- 1/4 cup lime juice
- 1 tablespoon sugar
- 1 tablespoon minced fresh thyme or 1 teaspoon dried thyme
- 1 tablespoon olive oil
- 1 garlic clove, minced
- 6 cups torn mixed salad greens
- 1 pound boneless skinless chicken breasts, cooked and sliced
- 5 medium ripe nectarines, thinly sliced
- In a jar with a tight-fitting lid, combine the lime juice, sugar, thyme, oil and garlic; shake well.
- On a serving platter, arrange salad greens, chicken and nectarines. Drizzle with dressing. Serve immediately. Yield: 4 servings.
Light-Bodied White Wine
Enjoy this recipe with a light-bodied white wine such as Sauvignon Blanc or Pinot Grigio.

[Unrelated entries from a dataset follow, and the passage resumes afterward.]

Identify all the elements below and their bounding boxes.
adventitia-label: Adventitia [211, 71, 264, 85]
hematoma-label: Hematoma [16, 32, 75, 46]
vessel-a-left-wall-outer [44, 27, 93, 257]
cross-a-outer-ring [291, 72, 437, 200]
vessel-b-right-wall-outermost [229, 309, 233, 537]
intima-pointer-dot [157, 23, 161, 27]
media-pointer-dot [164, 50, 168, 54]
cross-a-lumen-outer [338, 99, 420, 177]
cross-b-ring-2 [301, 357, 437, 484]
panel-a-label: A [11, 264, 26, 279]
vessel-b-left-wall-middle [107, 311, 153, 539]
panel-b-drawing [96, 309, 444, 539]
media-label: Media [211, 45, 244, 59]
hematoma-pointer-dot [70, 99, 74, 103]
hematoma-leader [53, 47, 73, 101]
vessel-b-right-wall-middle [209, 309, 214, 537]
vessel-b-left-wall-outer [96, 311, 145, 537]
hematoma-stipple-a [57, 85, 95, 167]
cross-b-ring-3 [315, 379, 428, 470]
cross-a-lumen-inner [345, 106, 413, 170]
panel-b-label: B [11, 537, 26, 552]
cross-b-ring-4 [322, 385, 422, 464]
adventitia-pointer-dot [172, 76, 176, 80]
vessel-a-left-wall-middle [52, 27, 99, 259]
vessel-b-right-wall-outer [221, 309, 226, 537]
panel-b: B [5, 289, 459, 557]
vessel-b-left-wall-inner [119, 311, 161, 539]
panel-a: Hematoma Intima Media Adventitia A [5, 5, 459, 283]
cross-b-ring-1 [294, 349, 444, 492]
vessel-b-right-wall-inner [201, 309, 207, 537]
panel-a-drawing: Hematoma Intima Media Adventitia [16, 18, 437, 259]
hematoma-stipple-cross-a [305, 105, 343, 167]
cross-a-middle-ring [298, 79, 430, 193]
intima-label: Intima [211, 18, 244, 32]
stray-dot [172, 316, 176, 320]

Reviews for Nectarine Chicken Salad
"Wonderfully light and refreshing. The dressing is delicious. I added a touch of crumbled bleu cheese, cut up scallions, and celery. Served it with pita bread. It's a keeper."
"This was very good. I used leftover cooked chicken which made it even faster. I used peaches instead of nectarines and thought a few blueberries would have been nice, too. We enjoyed this a lot -- a perfect light supper for summer time."
"Added blueberries, red onion and sliced cucumber. Used panko breaded baked chicken. Delicious!"